Üniversiteye gitmeden önce sonunda anneme nasıl hissettiğimi söyledim. Okulda iyi notlar almama rağmen tamamen stresli olduğumu itiraf ettim. Ona şiddetli anksiyete ve depresyonla mücadele ettiğimi, panik ataklar geçirdiğimi ve kendime zarar vermek istediğimi anlattım. Her geçen gün bunu atlatmak giderek zorlaşıyordu.
Annem depresyonumu anlattığımda ağladı. Ağlayacağını biliyordum. Kendini suçlu hissetti, sanki ebeveyn olarak bir şekilde başarısız olduğu için kendi hatasıymış gibi.
“Neden depresyondasın ki?” diye bağırdı. “Minnettar olmanız için çok şey var.”
Afrika’daki çocukların açlıktan öldüğünü ve benden çok daha kötü durumda olan başka insanların olduğunu biliyordum. Ancak bu, işleri benim için daha iyi hale getirmedi. Başkalarının sorunları benim acımı dindirmedi.
Ebeveynler, lütfen çocuğunuzu dinleyin.
Bunların hepsi, biraz sağduyu veya biraz manevi destek sağlamayı amaçlayan iyi niyetli yorumlardır, ancak yardımcı değiller. Zarar verici, geçersizleştirici ve güçsüzleştiricidirler. Bu açıklamalar, ruh sağlığı sorunları konusunda eğitime ihtiyaç olduğunu gösteriyor. Bir kültür olarak, çevremizdekilere yardım etme umudumuz varsa, daha derin bir empati duygusu ve daha iyi dinleme becerileri geliştirmeliyiz.

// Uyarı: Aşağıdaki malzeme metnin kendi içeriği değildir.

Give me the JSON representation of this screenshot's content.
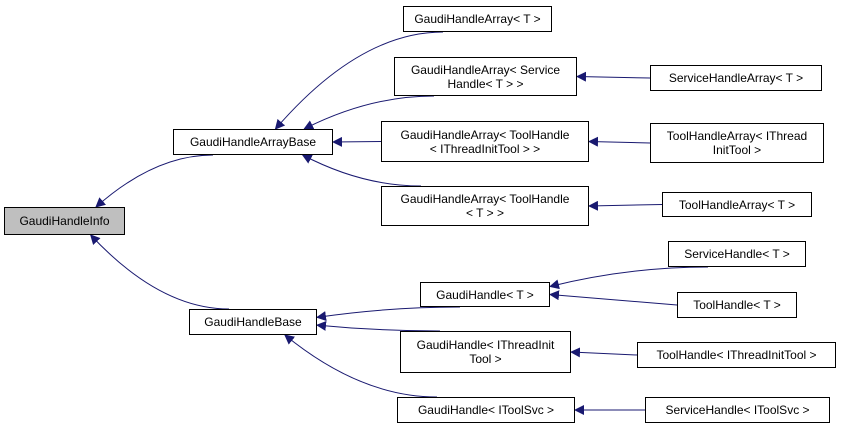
{
  "colors": {
    "edge": "#191970",
    "node_border": "#000000",
    "root_fill": "#bfbfbf",
    "node_fill": "#ffffff"
  },
  "nodes": {
    "gaudi_handle_info": "GaudiHandleInfo",
    "gaudi_handle_array_base": "GaudiHandleArrayBase",
    "gaudi_handle_base": "GaudiHandleBase",
    "gh_array_t": "GaudiHandleArray< T >",
    "gh_array_service_handle": "GaudiHandleArray< Service\nHandle< T > >",
    "gh_array_tool_handle_ithread": "GaudiHandleArray< ToolHandle\n< IThreadInitTool > >",
    "gh_array_tool_handle_t": "GaudiHandleArray< ToolHandle\n< T > >",
    "service_handle_array_t": "ServiceHandleArray< T >",
    "tool_handle_array_ithread": "ToolHandleArray< IThread\nInitTool >",
    "tool_handle_array_t": "ToolHandleArray< T >",
    "gaudi_handle_t": "GaudiHandle< T >",
    "gaudi_handle_ithread": "GaudiHandle< IThreadInit\nTool >",
    "gaudi_handle_itoolsvc": "GaudiHandle< IToolSvc >",
    "service_handle_t": "ServiceHandle< T >",
    "tool_handle_t": "ToolHandle< T >",
    "tool_handle_ithread": "ToolHandle< IThreadInitTool >",
    "service_handle_itoolsvc": "ServiceHandle< IToolSvc >"
  },
  "edges": [
    {
      "from": "gaudi_handle_array_base",
      "to": "gaudi_handle_info"
    },
    {
      "from": "gaudi_handle_base",
      "to": "gaudi_handle_info"
    },
    {
      "from": "gh_array_t",
      "to": "gaudi_handle_array_base"
    },
    {
      "from": "gh_array_service_handle",
      "to": "gaudi_handle_array_base"
    },
    {
      "from": "gh_array_tool_handle_ithread",
      "to": "gaudi_handle_array_base"
    },
    {
      "from": "gh_array_tool_handle_t",
      "to": "gaudi_handle_array_base"
    },
    {
      "from": "service_handle_array_t",
      "to": "gh_array_service_handle"
    },
    {
      "from": "tool_handle_array_ithread",
      "to": "gh_array_tool_handle_ithread"
    },
    {
      "from": "tool_handle_array_t",
      "to": "gh_array_tool_handle_t"
    },
    {
      "from": "gaudi_handle_t",
      "to": "gaudi_handle_base"
    },
    {
      "from": "gaudi_handle_ithread",
      "to": "gaudi_handle_base"
    },
    {
      "from": "gaudi_handle_itoolsvc",
      "to": "gaudi_handle_base"
    },
    {
      "from": "service_handle_t",
      "to": "gaudi_handle_t"
    },
    {
      "from": "tool_handle_t",
      "to": "gaudi_handle_t"
    },
    {
      "from": "tool_handle_ithread",
      "to": "gaudi_handle_ithread"
    },
    {
      "from": "service_handle_itoolsvc",
      "to": "gaudi_handle_itoolsvc"
    }
  ]
}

İhtiyacım olan bakıma erişimim olmadan, 20’li yaşlarımda bile kaygı ve depresyonla mücadele etmeye devam ettim. Depresyonum, okul, iş ve sonunda evliliğimle başa çıkma yeteneğimi olumsuz etkiledi. Çocukken ihtiyaç duyduğum ruh sağlığı bakımını almış olsaydım ya da en azından hayatımdaki yetişkinler depresyonda olduğumu söylediğimde beni dinleselerdi, gerçekten dinleselerdi hayatımın nasıl farklı olacağını sık sık merak ederim.

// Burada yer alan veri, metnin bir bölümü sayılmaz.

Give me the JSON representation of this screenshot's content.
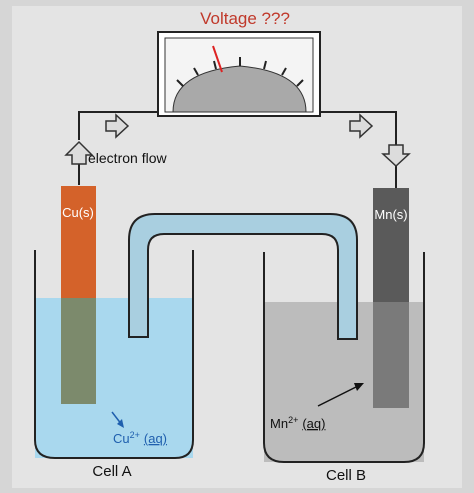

Eğer bir ebeveynseniz veya başka bir çocuğun hayatındaki bir yetişkinseniz, lütfen dinlemek için zaman ayırın. Sadece yetişkin olduğunuz için tüm cevaplara sahip olduğunuzu düşünmeyin. Genellikle yetişkinler olarak fark ettiğimizden daha fazla sorunluyuzdur ve sözlerimizin bir çocuğun hayatını nasıl mahvedebileceğini bilmiyoruz. Yardım için bize ulaşan insanları yapma veya mahvetme gücüne sahibiz.
Başta da söylediğim gibi, henüz çocuğum yok. Ama olsaydı veya hayatımdaki bir çocuk bana nasıl hissettiğini anlatmaya çalışsaydı, dinlerdim. Ve kalplerindeki her şeyi paylaşma fırsatı bulduklarında, onları anladığımı bilmelerini sağlardım. “Bu zor görünüyor. Bunu yaşadığın için üzgünüm. Ne hissettiğini biliyorum. Ben de öyle hissettim.” derdim.
Birini düzeltmeye çalışarak, onlara yanlış olduklarını söyleyerek veya sorunlarının ortadan kalkmasını dileyerek iyileştiremeyiz. Onları dinleyerek, empati göstererek ve sadece onlarla birlikte olarak iyileştiririz. Varlığımız bildiğimizden daha güçlüdür.